German mineralogist (1858–1947)

Gottlob Eduard Linck (20 February 1858, Ötisheim – 22 December 1947, Jena) was a German mineralogist.

From 1879, he studied at the polytechnic college in Stuttgart, followed by classes at the Universities of Strasbourg and Tübingen. In 1888 he was habilitated for mineralogy and petrography at Strasbourg, where in 1894, he became an associate professor. Later the same year, he was named professor of mineralogy and geology at the University of Jena, a position he maintained until his retirement in 1930. On five occasions, he served as university rector at Jena.

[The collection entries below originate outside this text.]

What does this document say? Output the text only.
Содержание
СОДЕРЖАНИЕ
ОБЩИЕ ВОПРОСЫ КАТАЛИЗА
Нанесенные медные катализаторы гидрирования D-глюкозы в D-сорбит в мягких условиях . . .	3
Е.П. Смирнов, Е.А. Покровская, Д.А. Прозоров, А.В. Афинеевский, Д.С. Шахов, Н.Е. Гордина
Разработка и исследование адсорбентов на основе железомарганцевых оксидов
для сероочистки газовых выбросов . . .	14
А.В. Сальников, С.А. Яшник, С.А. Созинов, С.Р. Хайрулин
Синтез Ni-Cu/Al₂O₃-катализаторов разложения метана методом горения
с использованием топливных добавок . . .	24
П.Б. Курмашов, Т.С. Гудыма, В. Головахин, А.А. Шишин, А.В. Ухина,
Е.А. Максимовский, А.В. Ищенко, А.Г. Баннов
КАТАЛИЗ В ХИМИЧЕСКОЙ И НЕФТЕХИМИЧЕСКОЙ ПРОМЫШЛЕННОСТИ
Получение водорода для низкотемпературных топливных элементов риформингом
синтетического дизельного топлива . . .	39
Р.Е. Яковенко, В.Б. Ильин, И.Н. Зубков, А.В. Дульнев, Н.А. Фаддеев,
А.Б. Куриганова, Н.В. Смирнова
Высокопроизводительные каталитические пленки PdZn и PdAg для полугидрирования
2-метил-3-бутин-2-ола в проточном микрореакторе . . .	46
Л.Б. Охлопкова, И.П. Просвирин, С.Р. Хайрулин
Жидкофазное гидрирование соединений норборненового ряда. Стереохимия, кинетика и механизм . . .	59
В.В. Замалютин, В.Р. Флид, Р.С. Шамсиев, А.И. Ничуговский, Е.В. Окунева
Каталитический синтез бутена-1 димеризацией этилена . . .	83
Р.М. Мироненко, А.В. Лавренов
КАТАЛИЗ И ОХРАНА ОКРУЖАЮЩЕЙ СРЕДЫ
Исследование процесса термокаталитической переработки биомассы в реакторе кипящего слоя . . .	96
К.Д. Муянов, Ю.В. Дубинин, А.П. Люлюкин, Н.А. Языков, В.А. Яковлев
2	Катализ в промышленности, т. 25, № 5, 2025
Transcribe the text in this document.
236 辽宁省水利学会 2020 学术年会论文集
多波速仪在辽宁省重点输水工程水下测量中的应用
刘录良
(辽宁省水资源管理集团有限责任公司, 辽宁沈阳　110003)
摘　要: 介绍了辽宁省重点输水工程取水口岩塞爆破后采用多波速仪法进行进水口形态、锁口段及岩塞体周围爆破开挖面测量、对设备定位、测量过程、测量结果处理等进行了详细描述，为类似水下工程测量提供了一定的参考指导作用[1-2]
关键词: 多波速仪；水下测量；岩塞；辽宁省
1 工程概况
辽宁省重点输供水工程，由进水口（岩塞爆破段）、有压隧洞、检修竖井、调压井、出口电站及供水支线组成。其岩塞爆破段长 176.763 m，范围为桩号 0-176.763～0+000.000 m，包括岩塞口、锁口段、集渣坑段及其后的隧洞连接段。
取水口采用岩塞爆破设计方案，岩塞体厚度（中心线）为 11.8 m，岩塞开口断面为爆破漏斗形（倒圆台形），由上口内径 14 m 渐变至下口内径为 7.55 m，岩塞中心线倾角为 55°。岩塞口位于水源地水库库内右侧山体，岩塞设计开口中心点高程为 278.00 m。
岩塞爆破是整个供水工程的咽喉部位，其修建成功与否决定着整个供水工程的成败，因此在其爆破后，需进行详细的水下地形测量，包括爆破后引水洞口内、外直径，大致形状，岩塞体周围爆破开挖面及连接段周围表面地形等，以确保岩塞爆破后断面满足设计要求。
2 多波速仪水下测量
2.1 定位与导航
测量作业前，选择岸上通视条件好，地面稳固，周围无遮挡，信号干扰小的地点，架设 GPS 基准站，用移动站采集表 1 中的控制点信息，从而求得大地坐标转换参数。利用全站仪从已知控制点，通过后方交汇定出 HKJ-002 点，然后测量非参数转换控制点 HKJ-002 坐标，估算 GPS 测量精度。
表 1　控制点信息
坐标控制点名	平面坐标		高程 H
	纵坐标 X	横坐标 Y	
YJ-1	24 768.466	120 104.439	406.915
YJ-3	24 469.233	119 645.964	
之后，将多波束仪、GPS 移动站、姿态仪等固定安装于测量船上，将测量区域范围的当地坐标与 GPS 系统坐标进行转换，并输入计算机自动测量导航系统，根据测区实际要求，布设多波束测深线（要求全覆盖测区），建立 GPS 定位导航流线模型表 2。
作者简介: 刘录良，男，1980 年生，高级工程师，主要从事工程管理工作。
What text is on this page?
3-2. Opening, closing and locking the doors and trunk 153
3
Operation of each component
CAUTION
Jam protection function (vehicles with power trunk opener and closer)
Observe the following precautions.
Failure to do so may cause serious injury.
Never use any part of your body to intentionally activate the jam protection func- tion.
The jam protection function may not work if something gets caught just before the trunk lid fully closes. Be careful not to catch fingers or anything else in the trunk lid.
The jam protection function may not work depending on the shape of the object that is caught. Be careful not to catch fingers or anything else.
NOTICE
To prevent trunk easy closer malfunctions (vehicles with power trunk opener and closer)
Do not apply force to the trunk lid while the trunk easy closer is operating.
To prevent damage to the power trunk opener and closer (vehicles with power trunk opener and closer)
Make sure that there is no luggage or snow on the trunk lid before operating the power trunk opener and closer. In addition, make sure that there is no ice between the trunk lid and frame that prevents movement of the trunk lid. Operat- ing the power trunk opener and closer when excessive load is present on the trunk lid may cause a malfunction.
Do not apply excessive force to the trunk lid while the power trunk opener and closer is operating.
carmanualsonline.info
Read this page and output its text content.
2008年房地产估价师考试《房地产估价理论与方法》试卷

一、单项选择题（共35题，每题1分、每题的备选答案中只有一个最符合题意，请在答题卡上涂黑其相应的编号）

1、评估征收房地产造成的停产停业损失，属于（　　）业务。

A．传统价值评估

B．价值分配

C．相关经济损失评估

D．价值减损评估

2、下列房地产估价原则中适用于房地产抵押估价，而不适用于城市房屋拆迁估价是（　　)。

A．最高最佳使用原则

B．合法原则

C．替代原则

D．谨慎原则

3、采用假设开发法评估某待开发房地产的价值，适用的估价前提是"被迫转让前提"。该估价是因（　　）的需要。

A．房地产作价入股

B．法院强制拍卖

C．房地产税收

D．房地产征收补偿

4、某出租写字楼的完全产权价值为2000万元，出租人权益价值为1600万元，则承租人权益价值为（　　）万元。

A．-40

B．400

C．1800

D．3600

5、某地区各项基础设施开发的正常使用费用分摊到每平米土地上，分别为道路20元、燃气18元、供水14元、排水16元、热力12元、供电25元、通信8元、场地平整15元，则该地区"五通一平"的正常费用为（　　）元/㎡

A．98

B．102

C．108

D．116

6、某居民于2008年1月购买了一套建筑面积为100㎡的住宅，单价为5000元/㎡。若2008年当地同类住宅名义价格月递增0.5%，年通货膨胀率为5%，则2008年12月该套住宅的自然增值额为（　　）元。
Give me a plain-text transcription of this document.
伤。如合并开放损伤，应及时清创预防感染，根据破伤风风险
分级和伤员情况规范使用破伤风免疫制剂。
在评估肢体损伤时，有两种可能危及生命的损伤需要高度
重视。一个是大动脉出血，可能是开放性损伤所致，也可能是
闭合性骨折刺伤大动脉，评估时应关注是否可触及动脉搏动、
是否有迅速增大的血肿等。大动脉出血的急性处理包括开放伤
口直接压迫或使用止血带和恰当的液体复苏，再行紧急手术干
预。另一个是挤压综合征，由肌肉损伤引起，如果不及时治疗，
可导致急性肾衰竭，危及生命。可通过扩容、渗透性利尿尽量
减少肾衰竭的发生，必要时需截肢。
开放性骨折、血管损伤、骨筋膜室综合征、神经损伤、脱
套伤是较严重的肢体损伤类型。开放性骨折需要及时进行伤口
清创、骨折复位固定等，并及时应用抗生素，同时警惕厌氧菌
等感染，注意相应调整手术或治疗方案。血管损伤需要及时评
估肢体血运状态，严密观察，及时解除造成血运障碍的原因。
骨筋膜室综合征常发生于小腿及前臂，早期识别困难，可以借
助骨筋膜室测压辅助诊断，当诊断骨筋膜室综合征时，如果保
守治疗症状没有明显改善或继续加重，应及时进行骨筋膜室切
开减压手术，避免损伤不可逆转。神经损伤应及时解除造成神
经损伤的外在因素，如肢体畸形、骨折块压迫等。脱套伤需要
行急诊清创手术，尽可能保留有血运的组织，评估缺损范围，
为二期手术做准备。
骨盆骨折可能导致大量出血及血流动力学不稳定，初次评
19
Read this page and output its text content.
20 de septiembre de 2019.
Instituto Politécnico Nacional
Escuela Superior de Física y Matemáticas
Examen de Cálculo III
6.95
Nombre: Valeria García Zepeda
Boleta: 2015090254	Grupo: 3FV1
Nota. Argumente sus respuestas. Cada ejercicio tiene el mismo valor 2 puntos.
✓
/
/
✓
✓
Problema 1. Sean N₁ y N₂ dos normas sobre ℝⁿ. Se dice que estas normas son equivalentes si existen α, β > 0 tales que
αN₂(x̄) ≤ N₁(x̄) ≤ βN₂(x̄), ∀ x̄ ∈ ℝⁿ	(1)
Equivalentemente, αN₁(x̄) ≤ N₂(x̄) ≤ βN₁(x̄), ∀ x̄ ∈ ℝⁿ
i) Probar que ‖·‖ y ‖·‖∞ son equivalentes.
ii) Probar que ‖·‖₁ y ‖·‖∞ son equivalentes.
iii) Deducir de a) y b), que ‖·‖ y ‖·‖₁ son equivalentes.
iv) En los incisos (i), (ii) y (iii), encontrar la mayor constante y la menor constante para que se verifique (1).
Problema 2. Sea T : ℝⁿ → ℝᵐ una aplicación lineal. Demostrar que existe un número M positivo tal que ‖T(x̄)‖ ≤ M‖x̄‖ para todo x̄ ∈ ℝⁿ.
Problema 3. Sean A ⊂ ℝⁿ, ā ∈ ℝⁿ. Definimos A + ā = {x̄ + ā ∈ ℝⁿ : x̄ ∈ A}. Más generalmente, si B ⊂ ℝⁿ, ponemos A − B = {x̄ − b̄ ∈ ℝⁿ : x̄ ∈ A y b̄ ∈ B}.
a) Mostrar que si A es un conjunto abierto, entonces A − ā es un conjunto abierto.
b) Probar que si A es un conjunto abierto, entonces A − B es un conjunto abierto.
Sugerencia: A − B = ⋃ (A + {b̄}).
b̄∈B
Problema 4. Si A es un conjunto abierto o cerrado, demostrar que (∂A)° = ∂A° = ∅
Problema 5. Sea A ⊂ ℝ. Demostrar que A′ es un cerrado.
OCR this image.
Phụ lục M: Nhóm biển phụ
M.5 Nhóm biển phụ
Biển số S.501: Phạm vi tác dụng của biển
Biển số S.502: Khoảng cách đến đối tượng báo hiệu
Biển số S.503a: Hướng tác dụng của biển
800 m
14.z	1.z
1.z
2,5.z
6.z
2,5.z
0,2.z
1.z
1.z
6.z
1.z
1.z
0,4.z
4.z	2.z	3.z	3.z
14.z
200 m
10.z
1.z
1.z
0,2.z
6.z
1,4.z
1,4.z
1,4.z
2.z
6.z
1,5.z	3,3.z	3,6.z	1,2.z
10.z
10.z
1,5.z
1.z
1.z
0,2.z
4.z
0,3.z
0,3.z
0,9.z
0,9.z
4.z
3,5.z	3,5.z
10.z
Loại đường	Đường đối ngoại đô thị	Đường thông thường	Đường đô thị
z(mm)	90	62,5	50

His wide-ranging research covered many facets of geology and mineralogy. He examined the various properties of lime, gypsum and dolomite, and investigated the adsorption of potassium by clay minerals, especially kaolin. In 1893 he demonstrated that twinning was the cause of Neumann lines found in hexahedrite. His interest in chemical problems associated with geology led to his creation of the journal Chemie der Erde.

Linck was a founding member of the German Mineralogical Society and served as editor of its journal Fortschritte der Mineralogie, Kristallographie und Petrographie (since 1911).

== Selected works ==
- Grundriss der kristallographie für studierende und zum selbstunterricht, 1908 - Outline of crystallography for students and self-study.
- Die Bildung der Kalksteine und Dolmite, 1922 - On limestone and dolomite.
- Grundriss der Mineralogie und Petrographie; eine Einführung für Studierende und zum Selbstunterricht, (with Hermann Jung), 1935 - Outline of mineralogy and petrography, an introduction for students and self-study.
With Eugen Korschelt, Max Verworn, Friedrich Oltmanns, Karl Schaum, Hermann Theodor Simon and Ernst Teichmann, he was co-author of the Handwörterbuch der naturwissenschaften.